Thanks to a recent improvement in the licensing procedure, it's no longer necessary to wait an interminable two to three months for your permanent license to arrive before you can begin "modulating". Nowadays, you can write out your own Temporary Permit (on FCC Form 555-B) at the same time you fill out your license application (Form 505) and begin transmitting immediately. (Note: The Temporary Permit is, unfortunately, good for only 60 days.)

Frequently, Forms 505 and 555-B are packed right in the box with new CB equipment or can be obtained from CB dealers. 

In Canada, licensing requirements aren't quite as liberal as they are in the U.S.: Canadian citizens can't legally buy a transmitter until they've obtained a station license. Thus, a Canadian CB enthusiast's first step is to contact an office of the Department of Communications. 
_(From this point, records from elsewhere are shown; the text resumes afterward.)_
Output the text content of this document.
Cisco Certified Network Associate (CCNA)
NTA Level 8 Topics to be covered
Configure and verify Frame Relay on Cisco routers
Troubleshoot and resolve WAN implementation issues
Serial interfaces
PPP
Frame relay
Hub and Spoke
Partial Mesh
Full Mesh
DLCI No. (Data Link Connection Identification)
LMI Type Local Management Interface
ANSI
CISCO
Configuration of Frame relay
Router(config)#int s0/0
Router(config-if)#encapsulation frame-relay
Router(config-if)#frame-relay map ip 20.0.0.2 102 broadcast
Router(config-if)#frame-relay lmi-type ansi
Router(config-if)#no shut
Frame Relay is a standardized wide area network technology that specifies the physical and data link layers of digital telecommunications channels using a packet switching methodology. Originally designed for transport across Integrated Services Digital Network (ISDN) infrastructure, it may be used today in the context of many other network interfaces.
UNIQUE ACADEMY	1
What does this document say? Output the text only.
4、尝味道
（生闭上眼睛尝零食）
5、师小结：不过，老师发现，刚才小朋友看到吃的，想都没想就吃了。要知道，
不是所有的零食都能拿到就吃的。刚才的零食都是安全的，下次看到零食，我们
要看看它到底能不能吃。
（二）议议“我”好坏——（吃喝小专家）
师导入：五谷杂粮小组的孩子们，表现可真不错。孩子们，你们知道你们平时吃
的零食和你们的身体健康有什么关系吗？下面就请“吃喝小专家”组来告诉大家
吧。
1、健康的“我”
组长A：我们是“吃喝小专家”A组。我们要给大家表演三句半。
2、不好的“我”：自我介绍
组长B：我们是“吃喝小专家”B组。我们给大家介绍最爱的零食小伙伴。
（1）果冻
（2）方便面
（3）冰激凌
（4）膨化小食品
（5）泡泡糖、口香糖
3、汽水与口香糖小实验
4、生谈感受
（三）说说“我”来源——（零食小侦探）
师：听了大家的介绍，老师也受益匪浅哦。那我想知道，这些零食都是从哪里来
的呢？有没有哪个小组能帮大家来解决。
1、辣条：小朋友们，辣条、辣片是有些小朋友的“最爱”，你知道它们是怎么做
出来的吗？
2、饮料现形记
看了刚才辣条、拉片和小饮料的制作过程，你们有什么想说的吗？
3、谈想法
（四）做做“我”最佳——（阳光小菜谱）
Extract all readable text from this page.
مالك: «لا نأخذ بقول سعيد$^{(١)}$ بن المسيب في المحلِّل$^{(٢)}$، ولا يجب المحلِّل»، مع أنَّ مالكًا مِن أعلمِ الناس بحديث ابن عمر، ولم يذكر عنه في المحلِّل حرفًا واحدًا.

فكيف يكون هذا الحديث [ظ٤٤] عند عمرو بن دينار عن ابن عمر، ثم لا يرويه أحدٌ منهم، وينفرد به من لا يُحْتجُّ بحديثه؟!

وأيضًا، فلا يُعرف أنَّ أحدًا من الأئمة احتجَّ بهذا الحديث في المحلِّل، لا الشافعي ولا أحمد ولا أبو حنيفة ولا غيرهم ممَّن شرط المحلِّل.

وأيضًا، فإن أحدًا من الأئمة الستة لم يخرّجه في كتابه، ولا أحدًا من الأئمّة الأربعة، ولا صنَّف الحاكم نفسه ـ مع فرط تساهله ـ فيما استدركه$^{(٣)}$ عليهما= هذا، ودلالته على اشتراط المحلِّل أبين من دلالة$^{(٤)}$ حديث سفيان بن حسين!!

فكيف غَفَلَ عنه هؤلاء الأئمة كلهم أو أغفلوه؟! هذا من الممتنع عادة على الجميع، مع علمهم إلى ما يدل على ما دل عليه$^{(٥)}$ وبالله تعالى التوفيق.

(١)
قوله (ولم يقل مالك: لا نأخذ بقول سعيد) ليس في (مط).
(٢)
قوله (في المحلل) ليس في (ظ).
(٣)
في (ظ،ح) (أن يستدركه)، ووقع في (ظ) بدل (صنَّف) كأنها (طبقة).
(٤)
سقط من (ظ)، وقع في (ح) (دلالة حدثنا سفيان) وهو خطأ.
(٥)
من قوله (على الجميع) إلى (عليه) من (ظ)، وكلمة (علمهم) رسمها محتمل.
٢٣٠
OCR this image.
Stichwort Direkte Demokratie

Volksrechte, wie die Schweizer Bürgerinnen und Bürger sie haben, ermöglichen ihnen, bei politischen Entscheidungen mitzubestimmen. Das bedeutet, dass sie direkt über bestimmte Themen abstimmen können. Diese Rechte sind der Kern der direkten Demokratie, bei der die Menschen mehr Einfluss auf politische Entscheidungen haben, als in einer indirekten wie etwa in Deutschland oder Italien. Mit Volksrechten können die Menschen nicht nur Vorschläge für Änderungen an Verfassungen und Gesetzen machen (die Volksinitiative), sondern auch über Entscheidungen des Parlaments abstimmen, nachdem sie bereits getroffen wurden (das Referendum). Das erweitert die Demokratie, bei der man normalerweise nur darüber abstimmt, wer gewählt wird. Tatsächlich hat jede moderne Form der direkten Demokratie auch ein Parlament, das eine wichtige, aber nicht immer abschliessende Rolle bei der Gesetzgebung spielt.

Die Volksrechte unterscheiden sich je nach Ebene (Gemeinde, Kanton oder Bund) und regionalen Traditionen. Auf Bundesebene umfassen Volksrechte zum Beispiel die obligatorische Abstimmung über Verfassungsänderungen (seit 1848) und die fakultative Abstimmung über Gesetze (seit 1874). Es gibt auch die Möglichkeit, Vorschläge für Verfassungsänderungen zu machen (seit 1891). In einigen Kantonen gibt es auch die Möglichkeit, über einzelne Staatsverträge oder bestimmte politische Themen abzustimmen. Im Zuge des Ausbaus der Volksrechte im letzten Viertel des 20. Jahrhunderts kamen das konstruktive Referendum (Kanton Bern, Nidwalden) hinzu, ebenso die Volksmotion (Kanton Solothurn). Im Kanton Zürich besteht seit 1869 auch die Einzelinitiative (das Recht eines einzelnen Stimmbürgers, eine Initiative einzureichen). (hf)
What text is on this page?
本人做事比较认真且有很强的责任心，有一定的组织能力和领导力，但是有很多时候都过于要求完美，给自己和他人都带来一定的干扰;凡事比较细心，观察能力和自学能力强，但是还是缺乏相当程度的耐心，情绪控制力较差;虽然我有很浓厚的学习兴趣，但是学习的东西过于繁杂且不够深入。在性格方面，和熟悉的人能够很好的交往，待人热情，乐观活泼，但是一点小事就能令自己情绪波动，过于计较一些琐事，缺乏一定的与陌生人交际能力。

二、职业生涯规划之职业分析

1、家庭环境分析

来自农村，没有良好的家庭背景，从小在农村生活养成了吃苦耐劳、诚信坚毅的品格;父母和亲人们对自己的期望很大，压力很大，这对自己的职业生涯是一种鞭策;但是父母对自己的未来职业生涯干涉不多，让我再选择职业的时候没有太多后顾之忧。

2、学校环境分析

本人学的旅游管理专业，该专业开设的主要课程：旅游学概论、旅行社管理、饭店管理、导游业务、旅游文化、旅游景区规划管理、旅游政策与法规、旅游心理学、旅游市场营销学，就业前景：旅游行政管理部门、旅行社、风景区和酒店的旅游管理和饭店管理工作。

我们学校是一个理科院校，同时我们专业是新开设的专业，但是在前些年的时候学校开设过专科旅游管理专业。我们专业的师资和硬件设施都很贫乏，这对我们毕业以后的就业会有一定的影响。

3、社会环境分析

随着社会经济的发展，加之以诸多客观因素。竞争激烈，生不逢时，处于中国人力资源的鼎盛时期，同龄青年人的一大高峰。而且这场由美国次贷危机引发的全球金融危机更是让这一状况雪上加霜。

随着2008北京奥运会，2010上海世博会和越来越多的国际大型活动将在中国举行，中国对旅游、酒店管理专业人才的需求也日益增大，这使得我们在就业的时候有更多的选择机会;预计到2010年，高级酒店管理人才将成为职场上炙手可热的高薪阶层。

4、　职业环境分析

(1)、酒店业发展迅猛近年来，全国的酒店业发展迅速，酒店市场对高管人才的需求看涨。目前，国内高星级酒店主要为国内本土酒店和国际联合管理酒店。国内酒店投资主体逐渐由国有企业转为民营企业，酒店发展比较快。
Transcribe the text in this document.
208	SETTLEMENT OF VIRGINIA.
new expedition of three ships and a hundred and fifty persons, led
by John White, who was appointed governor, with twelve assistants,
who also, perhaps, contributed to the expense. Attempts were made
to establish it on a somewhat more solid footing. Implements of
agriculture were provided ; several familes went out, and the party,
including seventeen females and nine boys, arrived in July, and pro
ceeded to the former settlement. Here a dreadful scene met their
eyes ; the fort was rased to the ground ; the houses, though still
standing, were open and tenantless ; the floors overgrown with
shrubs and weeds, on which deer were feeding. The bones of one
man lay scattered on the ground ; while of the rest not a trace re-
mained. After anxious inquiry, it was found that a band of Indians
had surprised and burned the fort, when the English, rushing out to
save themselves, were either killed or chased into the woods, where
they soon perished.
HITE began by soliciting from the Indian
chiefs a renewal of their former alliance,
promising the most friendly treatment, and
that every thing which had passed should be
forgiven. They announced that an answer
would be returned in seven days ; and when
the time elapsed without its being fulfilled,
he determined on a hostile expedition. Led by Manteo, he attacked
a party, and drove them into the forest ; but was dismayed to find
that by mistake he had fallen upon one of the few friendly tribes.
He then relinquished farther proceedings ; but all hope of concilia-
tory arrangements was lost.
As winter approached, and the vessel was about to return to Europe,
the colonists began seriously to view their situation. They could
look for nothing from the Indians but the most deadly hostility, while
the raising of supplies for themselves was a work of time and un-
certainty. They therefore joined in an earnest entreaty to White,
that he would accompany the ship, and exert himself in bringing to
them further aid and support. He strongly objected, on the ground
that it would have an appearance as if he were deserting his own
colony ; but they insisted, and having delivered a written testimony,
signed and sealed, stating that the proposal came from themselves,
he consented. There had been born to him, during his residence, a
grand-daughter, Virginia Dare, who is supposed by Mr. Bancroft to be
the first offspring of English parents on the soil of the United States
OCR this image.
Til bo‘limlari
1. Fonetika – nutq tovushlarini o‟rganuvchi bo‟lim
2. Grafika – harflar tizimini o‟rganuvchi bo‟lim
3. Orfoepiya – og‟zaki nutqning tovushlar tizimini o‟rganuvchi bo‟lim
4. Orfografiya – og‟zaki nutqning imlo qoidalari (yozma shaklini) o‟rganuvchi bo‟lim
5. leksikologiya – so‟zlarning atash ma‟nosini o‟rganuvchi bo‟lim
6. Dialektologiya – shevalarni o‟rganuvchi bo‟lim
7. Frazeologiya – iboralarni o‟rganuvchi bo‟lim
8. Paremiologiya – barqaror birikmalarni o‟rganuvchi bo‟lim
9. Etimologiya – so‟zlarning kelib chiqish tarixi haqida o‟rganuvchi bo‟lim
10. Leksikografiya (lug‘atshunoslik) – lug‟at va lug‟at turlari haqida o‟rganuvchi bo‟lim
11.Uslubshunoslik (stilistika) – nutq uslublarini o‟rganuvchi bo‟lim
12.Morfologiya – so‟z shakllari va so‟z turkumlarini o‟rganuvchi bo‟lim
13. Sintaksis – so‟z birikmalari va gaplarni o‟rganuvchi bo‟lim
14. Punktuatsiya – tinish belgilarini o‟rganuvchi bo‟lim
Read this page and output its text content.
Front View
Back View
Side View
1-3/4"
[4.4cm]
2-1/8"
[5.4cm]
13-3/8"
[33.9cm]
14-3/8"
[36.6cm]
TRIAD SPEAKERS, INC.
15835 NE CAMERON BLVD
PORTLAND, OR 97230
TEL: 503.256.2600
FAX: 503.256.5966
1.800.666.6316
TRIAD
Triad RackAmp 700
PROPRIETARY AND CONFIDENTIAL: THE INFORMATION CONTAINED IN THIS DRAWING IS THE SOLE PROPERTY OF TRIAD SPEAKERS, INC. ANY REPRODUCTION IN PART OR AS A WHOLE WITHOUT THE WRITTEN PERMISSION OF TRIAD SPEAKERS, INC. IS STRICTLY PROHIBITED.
As you may already know, the FCC (and the DOC) recently upped the number of available CB channels from 23 to 40. This will undoubtedly have a beneficial effect in urban and suburban areas, where channel overcrowding has been a nightmare for some time. As a side benefit, we can expect to see an increase in the number of 23-channel sets on the used market as people trade their old rigs in for the newer 40-channel units.

The newsstands, of course, are chock-full of CB books and magazines these days. (With more than 16 million CBers now on the air, the market for CB publications is  —to say the least — huge.) Out of all the dozens of manuals on the stands, however, the absolute bar-none best book on the subject — I think — has to be The Big Dummy's Guide to C.B. Radio, a 128-page labor of love created by our good friends, the radio crew at The Farm in Tennessee.

The Guide is a thoughtfully organized, funny, and — above all — truly informative handbook ... as well it should be, because the folks at The Farm really use CB: the midwives, the paramedics, the band, the farming and construction crews, everyone. Happily, this firsthand knowledge has led to the creation of a book that answers all the right questions ... the questions beginners really want answered. The Guide shows you, for instance, how to install a CB radio in your car ... how to rig a homemade antenna for your base station ... how to troubleshoot an ailing transmitter ... and much more. (There's also a glossary of CB lingo, or "channel jive," as the authors call it.)

So far, more than a quarter million copies of The Big Dummy's Guide to C.B. Radio have been sold. Buy a copy for yourself and you'll see why the book's so popular.